苏沐几乎放下了所有其他事情,每天都长时间地守在医疗隔离室的外间,透过玻璃陪伴着卓越。她有时会带来一些他以前喜欢吃的丶包装可爱的零食(虽然知道他根本不能吃),只是放在窗台上;有时会找来一些最新的科技杂志和论文预印本,轻声读给他听,希望那些熟悉的词汇能像钥匙一样,唤醒他沉睡的意识;更多的时候,她只是静静地坐在那里,隔着玻璃,握住自己冰冷的手,仿佛那样就能传递给他一些力量和温暖,低声呢喃着只有自己才能听到的鼓励和话语。
伊芙琳也会定期前来,她带来了许多从基金会内部资料库中解密出的丶关于神经修复和意识障碍治疗的最新前沿研究资料,与医疗团队一起仔细讨论和分析,试图找到更有效的治疗方案。她看向卓越的眼神,日益复杂,充满了深深的愧疚丶一种难以言喻的感激,以及一丝悄然滋生的丶连她自己都未曾察觉的关切。
一个深夜,万籁俱寂,只有医疗仪器规律的滴答声在走廊里轻轻回响。连续守候多日的苏沐,终因极度的疲惫,趴在观察室的桌子上不知不觉地睡着了。

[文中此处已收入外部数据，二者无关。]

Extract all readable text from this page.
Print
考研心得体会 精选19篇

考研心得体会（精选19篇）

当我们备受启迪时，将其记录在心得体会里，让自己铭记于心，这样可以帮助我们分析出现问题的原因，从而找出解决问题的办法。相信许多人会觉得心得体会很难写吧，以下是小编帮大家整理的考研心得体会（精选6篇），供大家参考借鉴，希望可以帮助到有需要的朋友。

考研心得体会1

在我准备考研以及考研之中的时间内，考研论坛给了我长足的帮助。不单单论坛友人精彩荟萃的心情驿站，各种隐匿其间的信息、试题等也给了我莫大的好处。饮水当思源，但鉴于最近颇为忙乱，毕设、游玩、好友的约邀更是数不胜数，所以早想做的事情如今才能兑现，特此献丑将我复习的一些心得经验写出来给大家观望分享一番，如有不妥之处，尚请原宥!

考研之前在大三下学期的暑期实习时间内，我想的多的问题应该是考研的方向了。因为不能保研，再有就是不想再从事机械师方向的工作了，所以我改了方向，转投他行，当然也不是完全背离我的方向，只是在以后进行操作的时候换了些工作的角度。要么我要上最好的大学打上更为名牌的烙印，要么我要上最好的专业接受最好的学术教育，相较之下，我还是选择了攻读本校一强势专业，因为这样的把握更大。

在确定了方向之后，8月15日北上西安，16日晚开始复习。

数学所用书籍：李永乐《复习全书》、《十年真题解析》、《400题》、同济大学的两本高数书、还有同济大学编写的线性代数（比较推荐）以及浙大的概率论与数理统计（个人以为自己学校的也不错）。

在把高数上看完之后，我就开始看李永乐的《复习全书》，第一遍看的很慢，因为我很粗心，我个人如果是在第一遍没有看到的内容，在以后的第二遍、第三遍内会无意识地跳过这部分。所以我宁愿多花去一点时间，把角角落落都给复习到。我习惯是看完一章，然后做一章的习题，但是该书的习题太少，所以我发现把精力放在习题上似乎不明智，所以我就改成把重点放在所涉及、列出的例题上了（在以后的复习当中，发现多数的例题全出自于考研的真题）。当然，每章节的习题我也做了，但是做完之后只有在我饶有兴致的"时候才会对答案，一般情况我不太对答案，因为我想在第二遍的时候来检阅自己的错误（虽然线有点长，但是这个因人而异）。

朦胧之中,她仿佛陷入了一个浅而不安的梦境。就在这半梦半醒的边缘,她似乎感觉到…卓越那只没有输液丶放在被子外面的手,其手指极其轻微地丶几乎难以察觉地…动了一下?
她猛地一个激灵,瞬间从睡梦中惊醒,心脏狂跳,几乎要蹦出胸腔!她立刻抬起头,紧张地扑到玻璃前,眼睛死死地盯着病房内的心电监护仪屏幕和卓越的脸庞,屏住了呼吸,生怕错过任何一丝微小的变化。
然而,几分钟过去了…监护仪上那些代表生命体徵的曲线和数字,依旧平稳地跳动着,没有任何异常。卓越依然静静地躺着,双眼紧闭,呼吸均匀,仿佛刚才那一下只是她过度疲劳和焦虑产生的幻觉。

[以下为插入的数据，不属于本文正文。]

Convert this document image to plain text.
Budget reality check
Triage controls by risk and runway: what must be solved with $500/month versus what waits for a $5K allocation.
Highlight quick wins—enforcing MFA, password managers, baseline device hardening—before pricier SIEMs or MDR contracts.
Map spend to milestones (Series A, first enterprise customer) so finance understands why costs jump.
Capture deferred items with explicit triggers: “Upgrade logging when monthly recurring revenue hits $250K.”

一股巨大的失落和无力感瞬间攫住了苏沐,她失落地叹了口气,揉了揉酸涩的眼睛,准备回到椅子上继续等待黎明的到来。
就在她转身的刹那,一个极其微弱丶飘忽得如同风中游丝丶几乎被医疗仪器背景音完全掩盖的呢喃声,仿佛穿透了厚重的玻璃,极其模糊地丶断断续续地飘入了她的耳中:
「…班长…代码…有…bug…递归…溢出…栈…」
声音微弱到极致,吐字含糊不清,却带着一种奇异的丶属于卓越独有的丶专注于技术难题时的执拗和急切感!
苏沐的身体瞬间僵直!整个人如同被一道微弱的电流击中!她猛地转回身,几乎将整张脸都贴在了冰凉的玻璃上,心脏疯狂地擂动,耳朵竖起到极致,屏住呼吸,全力捕捉着任何一丝可能的声响。
「卓越?卓越!你醒了吗?你能听到我吗?」她压低声音,急切地对着麦克风呼唤。
但病房内,卓越却又陷入了沉寂,仿佛刚才那一声模糊的梦呓,耗尽了它所有的力气,只是意识深海一次偶然的丶无意识的翻涌。
然而,苏沐的眼泪却在这一刻,无法抑制地丶汹涌地夺眶而出!她紧紧捂住自己的嘴,才没有哭出声来,但肩膀却因激动和释然而剧烈地颤抖起来。又哭又笑,情绪复杂难言。
她隔着玻璃,望着那张依旧沉睡的苍白脸庞,泪水模糊了视线,声音哽咽着,却充满了前所未有的希望和温柔:「笨蛋…都这种时候了…醒了还在想着代码…想着找bug…快点好起来…只要你醒过来…我…我帮你一起debug…多少bug都帮你找…」
尽管卓越并未真正苏醒,但这细微的丶带着他独特风格和执念的丶来自潜意识深处的梦呓,就如同漫长极夜后,从地平线下透出的第一丝极其微弱的曙光,虽然微弱,却真实地预示着,冰封之下,那颗珍贵的「种子」并未消亡,他强大的生命力和深不可测的意识,正在黑暗的土壤深处,顽强地挣扎着,寻求着破土而出的道路。希望的光芒,终于在这近乎绝望的等待中,悄然显现。